Atom-thick materials materialise in Oxford

Scientists have developed a method of splitting materials similar to graphite into atom-thin sheets, leading to applications for new electronic technologies.

The  team led by scientists at Oxford University and Trinity College have found a way to create such nano-sheets in a quick and inexpensive manner, which can be scaled up to work on an industrial level – threatening to steal the thunder from the nation’s favourite two dimensional material, graphene.

The team used mild ultrasonic pulses and common solvents to separate the materials into incredibly thin sheets, in the same way that the graphite has recently made the headlines for being split into layers of ultra-strong graphene.

It is said that a one-millimetre-thick layer of graphite could be broken into three million layers of graphene that measure just one atom in thickness.

According to the researchers there are over 150 layered materials such as Boron Nitride, Molybdenum disulfide, and Tungsten disulfide that can potentially be metallic, semi-metallic or semiconducting depending on their chemical composition and how their atoms are arranged.

“Because of its extraordinary electronic properties graphene has been getting all the attention, including a recent Nobel Prize, as physicists hope that it might, one day, compete with silicon in electronics,” said Dr Valeria Nicolosi of Oxford University’s Department of Materials.

“But in fact there are hundreds of other layered materials that could enable us to create powerful new technologies.”

According to Professor Coleman, of Trinity College Dublin, the nano-materials have chemical and electronic properties which are well suited for applications in new electronic devices, as well as super-strong composite materials and energy generation and storage.

Previous attempts have been made to create nano-sheets from other types of materials, but until now it has proved impractical as the methods were considered too time consuming, and resulted in materials that were too fragile to be realistically be used.
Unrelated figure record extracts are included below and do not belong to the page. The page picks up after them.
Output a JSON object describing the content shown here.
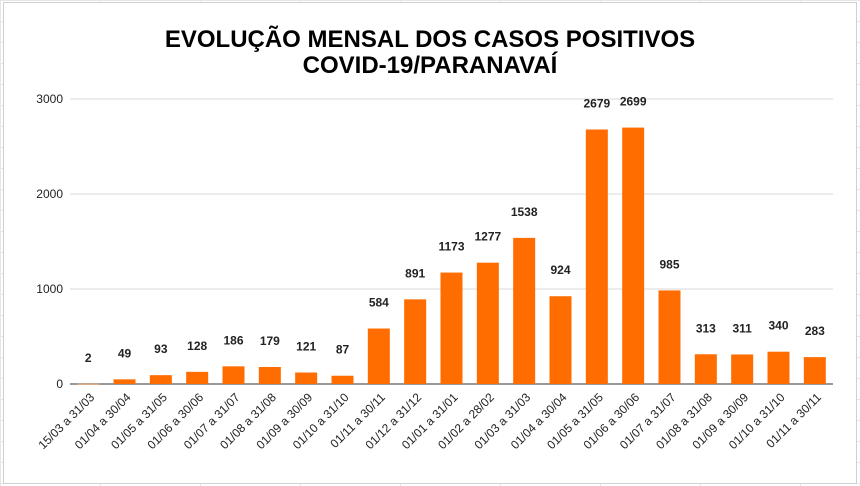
{
  "chart_data": {
    "type": "bar",
    "title_line1": "EVOLUÇÃO MENSAL DOS CASOS POSITIVOS",
    "title_line2": "COVID-19/PARANAVAÍ",
    "categories": [
      "15/03 a 31/03",
      "01/04 a 30/04",
      "01/05 a 31/05",
      "01/06 a 30/06",
      "01/07 a 31/07",
      "01/08 a 31/08",
      "01/09 a 30/09",
      "01/10 a 31/10",
      "01/11 a 30/11",
      "01/12 a 31/12",
      "01/01 a 31/01",
      "01/02 a 28/02",
      "01/03 a 31/03",
      "01/04 a 30/04",
      "01/05 a 31/05",
      "01/06 a 30/06",
      "01/07 a 31/07",
      "01/08 a 31/08",
      "01/09 a 30/09",
      "01/10 a 31/10",
      "01/11 a 30/11"
    ],
    "values": [
      2,
      49,
      93,
      128,
      186,
      179,
      121,
      87,
      584,
      891,
      1173,
      1277,
      1538,
      924,
      2679,
      2699,
      985,
      313,
      311,
      340,
      283
    ],
    "ylim": [
      0,
      3000
    ],
    "yticks": [
      0,
      1000,
      2000,
      3000
    ],
    "grid": true,
    "bar_color": "#ff6d01",
    "grid_color": "#d9d9d9",
    "xlabel": "",
    "ylabel": ""
  }
}
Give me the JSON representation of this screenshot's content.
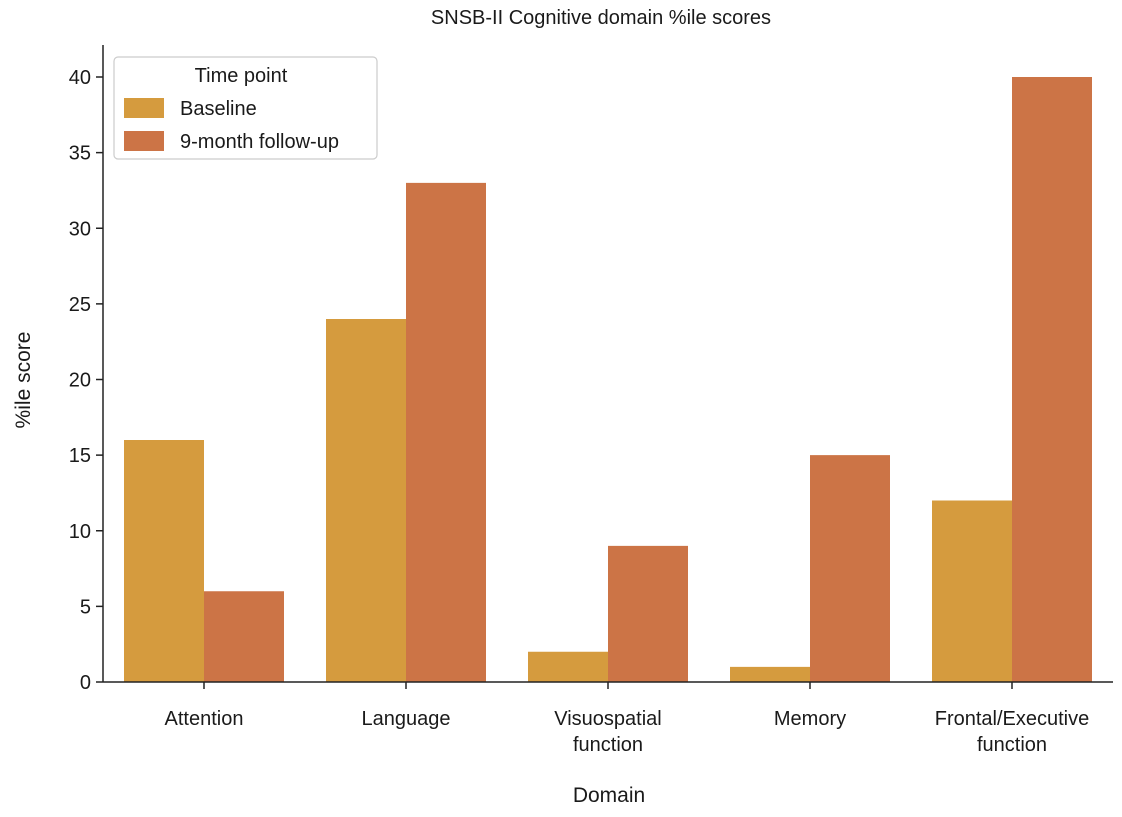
{
  "chart_data": {
    "type": "bar",
    "title": "SNSB-II Cognitive domain %ile scores",
    "xlabel": "Domain",
    "ylabel": "%ile score",
    "ylim": [
      0,
      42
    ],
    "yticks": [
      0,
      5,
      10,
      15,
      20,
      25,
      30,
      35,
      40
    ],
    "categories": [
      [
        "Attention"
      ],
      [
        "Language"
      ],
      [
        "Visuospatial",
        "function"
      ],
      [
        "Memory"
      ],
      [
        "Frontal/Executive",
        "function"
      ]
    ],
    "legend": {
      "title": "Time point",
      "position": "top-left"
    },
    "series": [
      {
        "name": "Baseline",
        "color": "#D59B3E",
        "values": [
          16,
          24,
          2,
          1,
          12
        ]
      },
      {
        "name": "9-month follow-up",
        "color": "#CC7446",
        "values": [
          6,
          33,
          9,
          15,
          40
        ]
      }
    ],
    "grid": false
  }
}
However the scientists believe they have a new method which allows low cost, high yield results, claiming that with only one milligram of material, many billions of atom-thick sheets can be made at the same time from a wide variety of exotic layered materials.

The nanosheets created through this method can then be sprayed onto the surface of other materials like silicon to produce hybrid films which can potentially allow their abilities to be integrated with conventional technologies.
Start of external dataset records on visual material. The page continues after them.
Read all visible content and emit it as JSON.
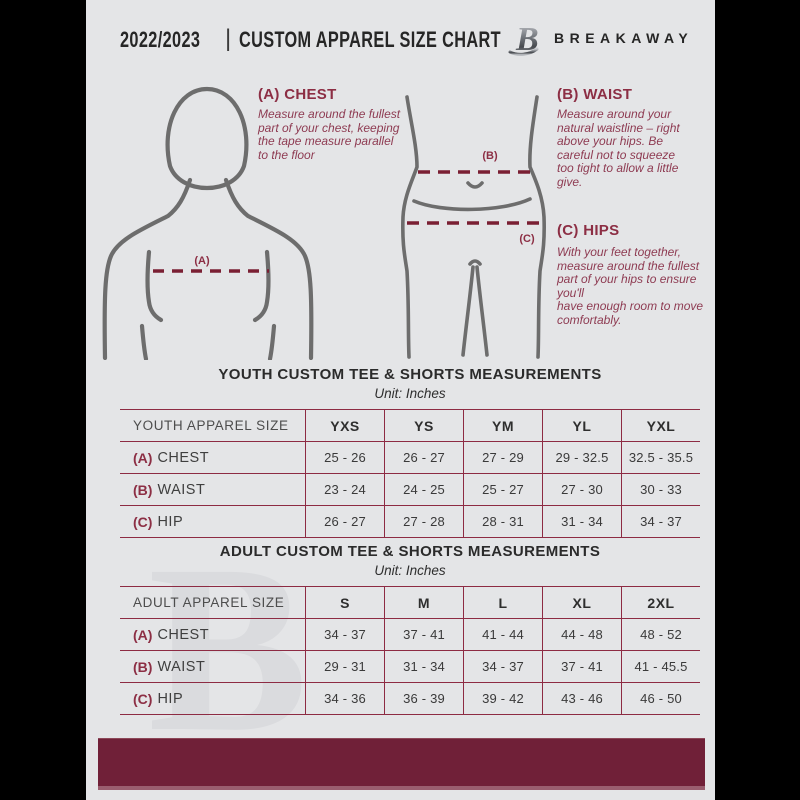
{
  "header": {
    "season": "2022/2023",
    "divider": "|",
    "title": "CUSTOM APPAREL SIZE CHART",
    "brand": "BREAKAWAY",
    "logo_letter": "B"
  },
  "figures": {
    "chest_label": "(A)",
    "waist_label": "(B)",
    "hip_label": "(C)"
  },
  "instructions": {
    "chest": {
      "heading": "(A) CHEST",
      "body": "Measure around the fullest part of your chest, keeping the tape measure parallel to the floor"
    },
    "waist": {
      "heading": "(B) WAIST",
      "body": "Measure around your natural waistline – right above your hips. Be careful not to squeeze too tight to allow a little give."
    },
    "hips": {
      "heading": "(C) HIPS",
      "body": "With your feet together, measure around the fullest part of your hips to ensure you'll\nhave enough room to move comfortably."
    }
  },
  "youth_table": {
    "title": "YOUTH CUSTOM TEE & SHORTS MEASUREMENTS",
    "unit": "Unit: Inches",
    "size_label": "YOUTH APPAREL SIZE",
    "columns": [
      "YXS",
      "YS",
      "YM",
      "YL",
      "YXL"
    ],
    "rows": [
      {
        "prefix": "(A)",
        "label": "CHEST",
        "values": [
          "25 - 26",
          "26 - 27",
          "27 - 29",
          "29 - 32.5",
          "32.5 - 35.5"
        ]
      },
      {
        "prefix": "(B)",
        "label": "WAIST",
        "values": [
          "23 - 24",
          "24 - 25",
          "25 - 27",
          "27 - 30",
          "30 - 33"
        ]
      },
      {
        "prefix": "(C)",
        "label": "HIP",
        "values": [
          "26 - 27",
          "27 - 28",
          "28 - 31",
          "31 - 34",
          "34 - 37"
        ]
      }
    ]
  },
  "adult_table": {
    "title": "ADULT CUSTOM TEE & SHORTS MEASUREMENTS",
    "unit": "Unit: Inches",
    "size_label": "ADULT APPAREL SIZE",
    "columns": [
      "S",
      "M",
      "L",
      "XL",
      "2XL"
    ],
    "rows": [
      {
        "prefix": "(A)",
        "label": "CHEST",
        "values": [
          "34 - 37",
          "37 - 41",
          "41 - 44",
          "44 - 48",
          "48 - 52"
        ]
      },
      {
        "prefix": "(B)",
        "label": "WAIST",
        "values": [
          "29 - 31",
          "31 - 34",
          "34 - 37",
          "37 - 41",
          "41 - 45.5"
        ]
      },
      {
        "prefix": "(C)",
        "label": "HIP",
        "values": [
          "34 - 36",
          "36 - 39",
          "39 - 42",
          "43 - 46",
          "46 - 50"
        ]
      }
    ]
  },
  "watermark": {
    "letter": "B"
  },
  "colors": {
    "accent_maroon": "#8c2e44",
    "table_line": "#8d2b43",
    "dash_line": "#7a1f33",
    "body_text_maroon": "#8e3b52",
    "footer_bar": "#702038",
    "flyer_background": "#e4e5e7",
    "canvas_background": "#000000",
    "figure_stroke": "#6d6d6d"
  }
}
Dr Nicolosi told TechEye that the uses for the new method are manifold, with applications dependent on the specific material that is being used.

“There are a range of possibilities for this, as it means that we are able to produce a wide range of effects in terms of electronic properties,” she said.

“One of the main functions that are possible is in thermoelectronics, where for example the heat waste of a car can be absorbed by the material and converted into electricity.

“Also materials could be used easily for superconducting, with the ability to store massive amounts of energy, as well as being released very efficiently.

“For laptop batteries this could mean that, rather than your battery dying after a year, it could operate like brand new for a much longer time.

“This is because the battery’s material is essentially destroyed while charging, however the new materials are vastly more robust.”